Le député Moez Ben Youssef se retrouve au cœur d’une controverse secouant l’Assemblée des Représentants du Peuple (ARP) en Tunisie. Le 29 juin 2024, à Sousse, il a été arrêté et placé en détention pour des accusations graves, notamment de violence, d’outrage à un fonctionnaire public, de diffamation et d’ivresse manifeste sur la voie publique. L’incident aurait débuté par un différend avec un chauffeur de taxi, entraînant l’intervention de la police après le refus du député d’utiliser son téléphone.
Malgré les déclarations de l’avocat de Ben Youssef, Houcem Zayeni, affirmant que la situation s’était résolue sans violence physique, le député a été arrêté à son domicile et conduit au commissariat de Hammam Sousse. La question de l’immunité parlementaire, censée protéger les élus de toute poursuite judiciaire pendant leur mandat, n’aurait pas été respectée par le ministère public, soulevant des interrogations sur la légalité de la procédure.
Cette affaire a rapidement pris une dimension politique et constitutionnelle. Thabet el-Abed, rapporteur de la commission de la sécurité, de la défense et des forces porteuses d’armes à l’ARP, a vivement critiqué l’arrestation, la qualifiant « d’inconstitutionnelle ». Lors d’une séance plénière, il a souligné que la procédure n’avait pas suivi l’article 65 de la Constitution, qui exige que l’ARP soit informée et que l’immunité parlementaire soit levée avant toute arrestation d’un député.

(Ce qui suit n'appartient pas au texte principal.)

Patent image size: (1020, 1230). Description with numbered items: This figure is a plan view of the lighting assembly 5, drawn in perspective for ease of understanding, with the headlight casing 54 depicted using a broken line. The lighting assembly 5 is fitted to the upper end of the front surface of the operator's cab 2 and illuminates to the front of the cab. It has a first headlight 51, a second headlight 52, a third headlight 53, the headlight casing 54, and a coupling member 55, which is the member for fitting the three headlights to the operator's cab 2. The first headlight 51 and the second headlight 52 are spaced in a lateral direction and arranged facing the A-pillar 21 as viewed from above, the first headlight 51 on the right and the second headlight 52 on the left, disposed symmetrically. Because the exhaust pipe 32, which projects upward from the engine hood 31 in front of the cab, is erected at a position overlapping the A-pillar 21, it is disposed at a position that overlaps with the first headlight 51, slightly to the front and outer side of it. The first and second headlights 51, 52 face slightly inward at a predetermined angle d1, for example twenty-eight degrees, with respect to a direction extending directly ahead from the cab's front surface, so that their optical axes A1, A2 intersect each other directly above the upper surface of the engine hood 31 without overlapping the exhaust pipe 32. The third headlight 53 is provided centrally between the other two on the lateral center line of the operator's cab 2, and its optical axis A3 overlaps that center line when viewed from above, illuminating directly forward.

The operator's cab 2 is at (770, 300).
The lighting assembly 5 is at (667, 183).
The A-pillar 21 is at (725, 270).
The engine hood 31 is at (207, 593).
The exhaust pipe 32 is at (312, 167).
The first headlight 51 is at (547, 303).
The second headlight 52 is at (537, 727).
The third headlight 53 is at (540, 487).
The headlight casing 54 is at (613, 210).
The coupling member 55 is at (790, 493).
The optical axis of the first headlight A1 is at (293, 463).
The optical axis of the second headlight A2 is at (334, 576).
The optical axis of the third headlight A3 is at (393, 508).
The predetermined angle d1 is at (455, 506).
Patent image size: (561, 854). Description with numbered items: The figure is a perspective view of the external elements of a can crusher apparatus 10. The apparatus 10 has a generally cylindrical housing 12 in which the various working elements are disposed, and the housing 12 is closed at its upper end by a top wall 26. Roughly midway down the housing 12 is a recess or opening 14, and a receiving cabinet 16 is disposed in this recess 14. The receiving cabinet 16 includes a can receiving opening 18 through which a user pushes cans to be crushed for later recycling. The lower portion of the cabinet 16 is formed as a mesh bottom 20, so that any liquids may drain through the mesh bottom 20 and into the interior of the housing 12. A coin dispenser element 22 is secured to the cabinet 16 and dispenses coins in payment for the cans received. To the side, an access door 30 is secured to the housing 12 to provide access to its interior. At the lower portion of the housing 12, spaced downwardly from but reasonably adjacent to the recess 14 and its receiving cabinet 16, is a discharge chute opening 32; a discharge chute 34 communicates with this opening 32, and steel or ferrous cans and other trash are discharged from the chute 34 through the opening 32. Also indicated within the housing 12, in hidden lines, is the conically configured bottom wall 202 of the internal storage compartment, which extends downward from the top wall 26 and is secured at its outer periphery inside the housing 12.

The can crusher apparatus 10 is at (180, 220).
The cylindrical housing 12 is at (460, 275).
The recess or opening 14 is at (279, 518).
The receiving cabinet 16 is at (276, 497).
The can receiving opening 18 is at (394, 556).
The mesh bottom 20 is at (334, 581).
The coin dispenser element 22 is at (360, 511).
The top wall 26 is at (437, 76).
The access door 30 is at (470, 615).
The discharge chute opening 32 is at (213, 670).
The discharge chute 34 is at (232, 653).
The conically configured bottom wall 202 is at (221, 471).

El-Abed a mis en garde contre les conséquences de cette action, affirmant qu’elle menace l’indépendance des parlementaires et, par extension, celle de l’institution législative elle-même. Il a appelé ses collègues et le président de l’ARP à agir pour préserver la réputation de l’assemblée et l’indépendance de ses décisions.
La Constitution tunisienne, dans son article 45, stipule qu’aucun député ne peut être poursuivi ou arrêté pendant son mandat sans la levée de son immunité par l’ARP, sauf en cas de flagrant délit. Même dans ce cas, l’Assemblée doit être informée immédiatement. La question se pose donc de savoir si la situation de Ben Youssef constituait un flagrant délit justifiant une telle procédure expéditive.
Le rejet par la chambre correctionnelle du Tribunal de première instance de Sousse II de la demande de libération du député et le report de l’examen de l’affaire au 12 juillet ont accru les tensions. Cette décision soulève des interrogations sur l’équilibre entre la justice et les privilèges parlementaires, ainsi que sur l’interprétation des dispositions constitutionnelles en la matière.
L’affaire Ben Youssef teste les institutions tunisiennes, mettant en lumière les tensions entre le pouvoir judiciaire et le pouvoir législatif. Elle soulève des questions sur l’éthique et la responsabilité des élus, ainsi que sur les limites de l’immunité parlementaire face à des accusations de comportement répréhensible.
Alors que le débat se poursuit, cette affaire pourrait avoir des répercussions durables sur le fonctionnement de l’ARP et sur la perception publique de l’intégrité des élus. Elle souligne la nécessité d’un équilibre délicat entre la protection des représentants du peuple dans l’exercice de leurs fonctions et la responsabilité face à la loi, un défi auquel sont confrontées de nombreuses démocraties.